A: Many of the constructions of vector spaces do not depends on the specific field. Category theory can help to explain why this is since the constructions are really category theory constructions which don't use any property of the field. However, some constructions do use properties of the field, and there isn't any obvious analogue over other fields.
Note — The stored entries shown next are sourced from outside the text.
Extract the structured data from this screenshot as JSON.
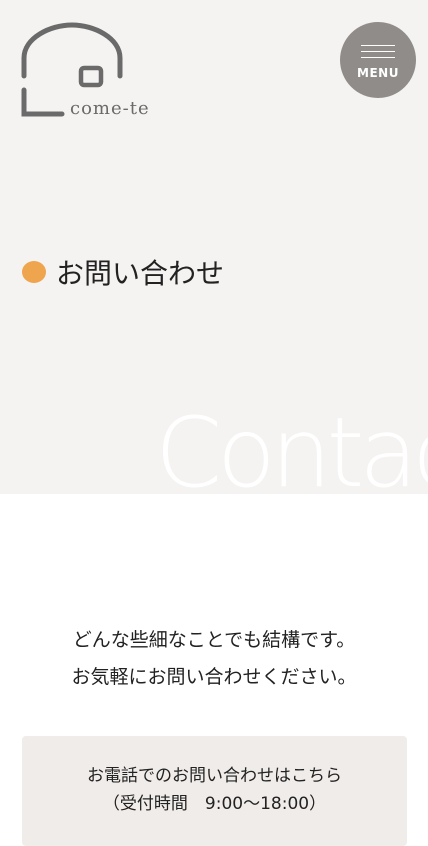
{
  "header": {
    "logo_text": "come-te",
    "menu_label": "MENU"
  },
  "hero": {
    "title": "お問い合わせ",
    "background_word": "Contact"
  },
  "intro": {
    "line1": "どんな些細なことでも結構です。",
    "line2": "お気軽にお問い合わせください。"
  },
  "phone": {
    "line1": "お電話でのお問い合わせはこちら",
    "line2": "（受付時間　9:00〜18:00）"
  },
  "colors": {
    "hero_bg": "#f5f3f1",
    "accent_dot": "#eea54e",
    "menu_bg": "#8f8c89",
    "phone_box_bg": "#f0ecea",
    "logo_gray": "#6a6a6a"
  },
  "icons": {
    "logo": "house-outline-logo-icon",
    "menu": "hamburger-menu-icon",
    "heading": "orange-dot-icon"
  }
}
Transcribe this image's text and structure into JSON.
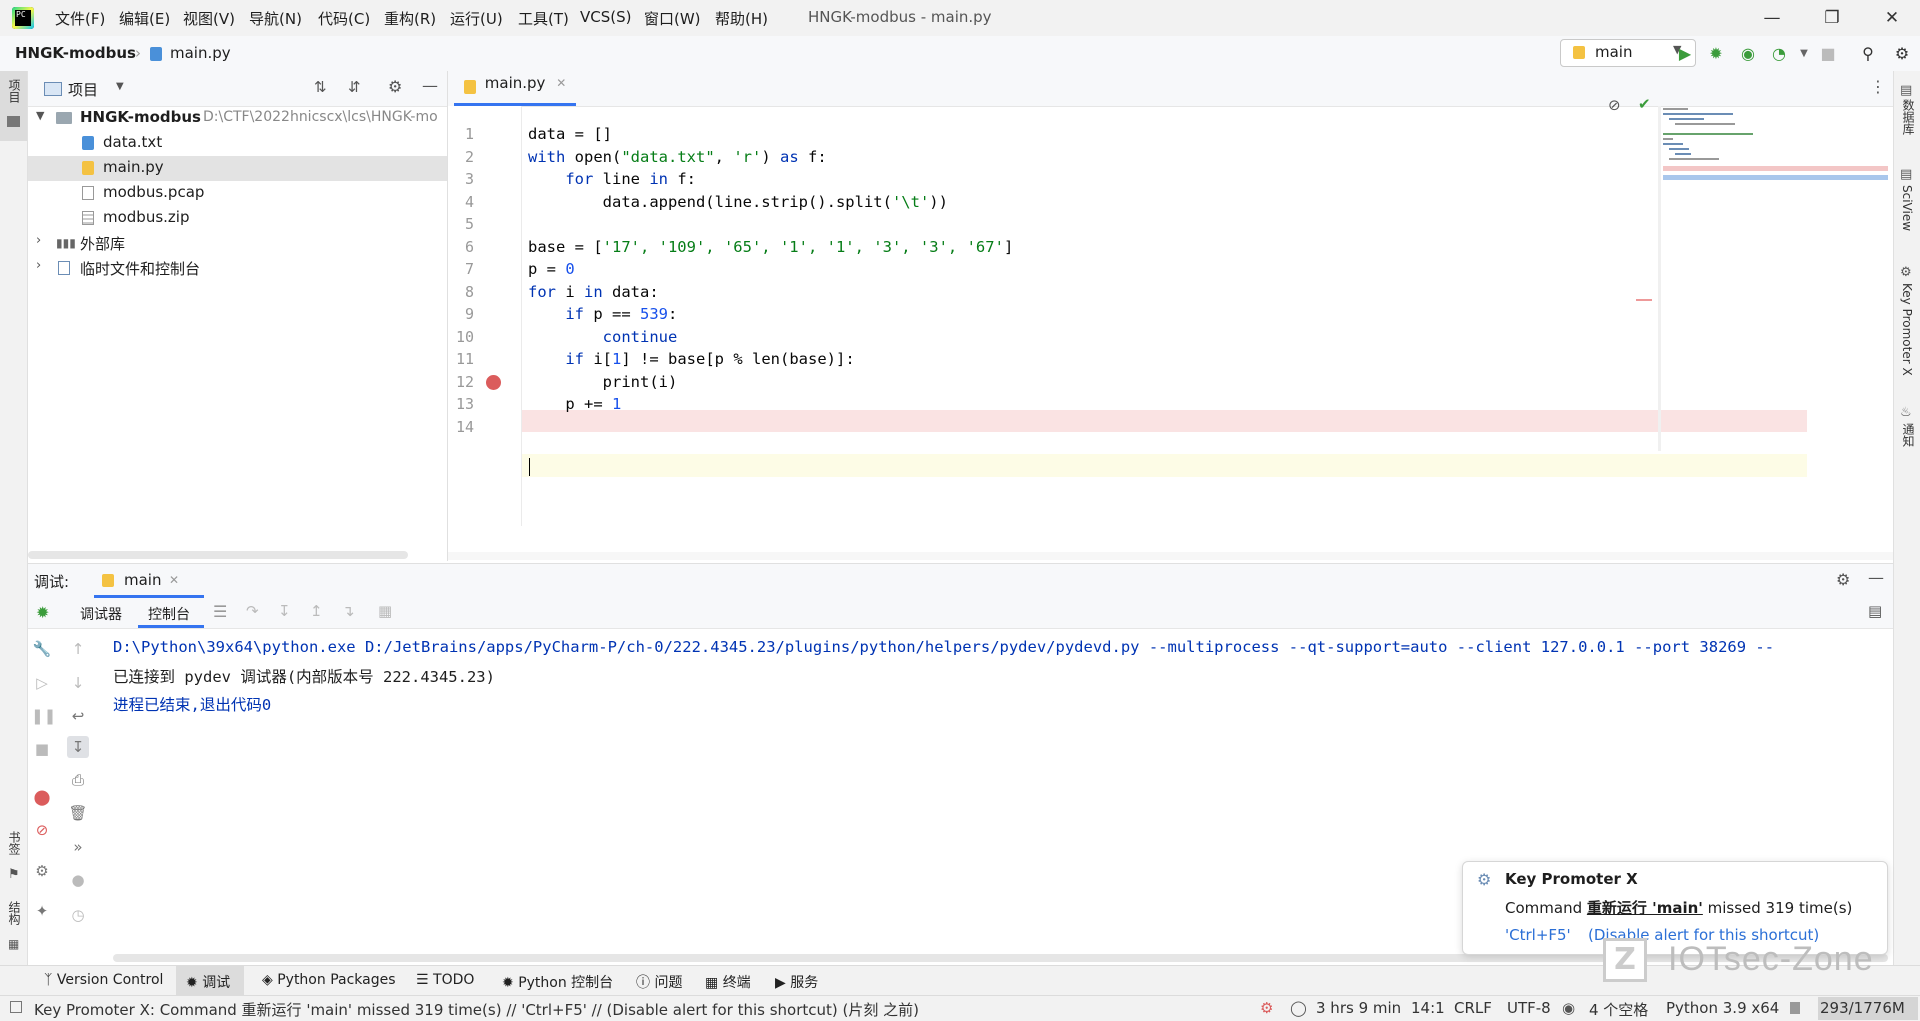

For example, smooth functions $\mathbb{R} \to \mathbb{R}$ form a real vector space, and there isn't a natural analogue over the field with $2$ elements. 
If you have fields $K \subset L$ (such as $\mathbb{R} \subset \mathbb{C}$) then for any $K$-vector space $V$, there is a natural way to construct an $L$-vector space, $V \otimes_K L$. This is generated by elements of the form $v \otimes \ell$ where $v\in V$ and $\ell \in L$, with rules including $v_1 \otimes \ell + v_2 \otimes \ell = (v_1+v_2)\otimes \ell$, $v \otimes \ell_1 + v\otimes \ell_2 = v\otimes (\ell_1+\ell_2)$, and $k v \otimes \ell = v \otimes k \ell$. Tensor products over $K$ of $K$-vector spaces are always $K$-vector spaces, but these also have the structure of an $L$-vector space because you can multiply the second coordinate by a scalar from $L$. You can identify $V$ with the set of elements of the form $v \otimes 1$. 
Also, if you have fields $K \subset L$, then any $L$-vector space is also a $K$-vector space.